After a few months (on the Nodak forum) I ve met this cool guy Woody who invited me over for some serious duck hunting.
Man I had the time of my life hunting over there.
By airboat, canoe or standing tall in the mud, it didn t matter it was all fun!
Compliments for all my fellow ******* hunters and I ll hope to meet ya all soon again.


----------



## sonofaduckhunter (Jul 17, 2005)

DUTCH HUNTER,

IT WAS GREAT HAVING YOU HERE FOR OPENING WEEK. HOPEFULLY YOU CAN MAKE IT BACK.

SON OF A DUCK HUNTER


----------



## Leo Porcello (Jul 10, 2003)

Cool deal! Lets hear some stories!


----------



## huntingdude16 (Jul 17, 2007)

Now you need to come to Nodak.


----------



## Dutch hunter (May 18, 2008)

Me, Woody and Gunner after a great morning.

@ Dude thanks man!


----------



## Gildog (Jan 30, 2007)

Dutch hunter said:


> Me, Woody and Gunner after a great morning.
> 
> @ Dude thanks man!


are those gator eyes breaking the surface in the background? 
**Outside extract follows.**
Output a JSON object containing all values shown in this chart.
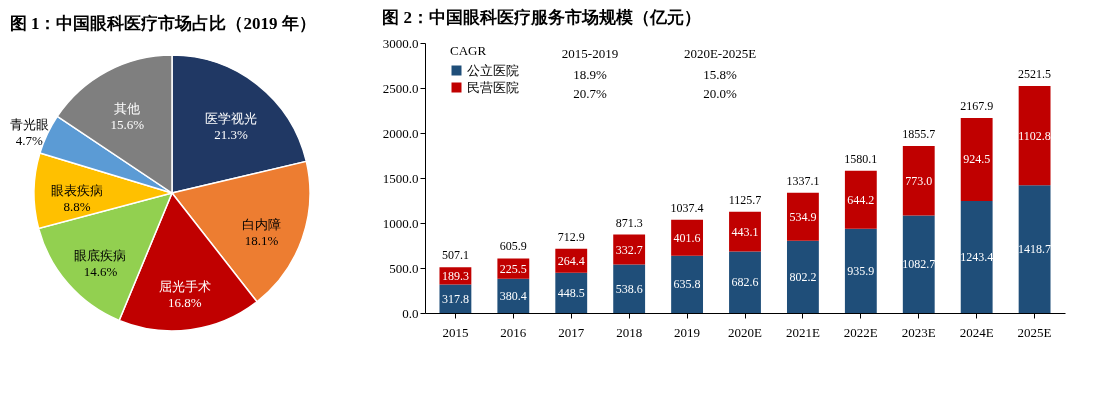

do you have to worry about gators there?


----------



## blhunter3 (May 5, 2007)

Nice Pictures, glad to see some people still shooting ducks.


----------



## Dutch hunter (May 18, 2008)

I was woryed for these fellows...
Honest I ve never been so close before and while wading back I never got my shells out of my gun.
One morning I had several dead ducks in front of my feet and at that point I thought : what am I doing here :beer:

But he it s all fun that counts and all my fellow hunters over here never believed my story until they saw my pictures.


----------



## dakotashooter2 (Oct 31, 2003)

Nice pic of your retriever!!!! How do you keep him from eating the birds?????


----------



## Dutch hunter (May 18, 2008)

I didn t.... pure luck I think?


----------



## 9erfan (Oct 18, 2007)

OK, I'm thinking I'll stop griping about this cold weather. Not a big fan of gators (real or UofF)!! Airboats, however, I'm in full support of. Rode in one a few years ago--lot's of fun.


----------



## goosebusters (Jan 12, 2006)

9erfan said:


> OK, I'm thinking I'll stop griping about this cold weather. Not a big fan of gators (real or UofF)!!


haha, I couldn't imagine having to deal with that. We have eagles and hawks eat our crippled birds, but never something that could take a good chunk out of your leg!


----------



## Neck Collar (Sep 19, 2006)

Haha i think that ones big enough to take the whole leg instead of just a chunk


----------



## dakotashooter2 (Oct 31, 2003)

Hoping for a "soft mouth" is probably out of the question. :eyeroll:


----------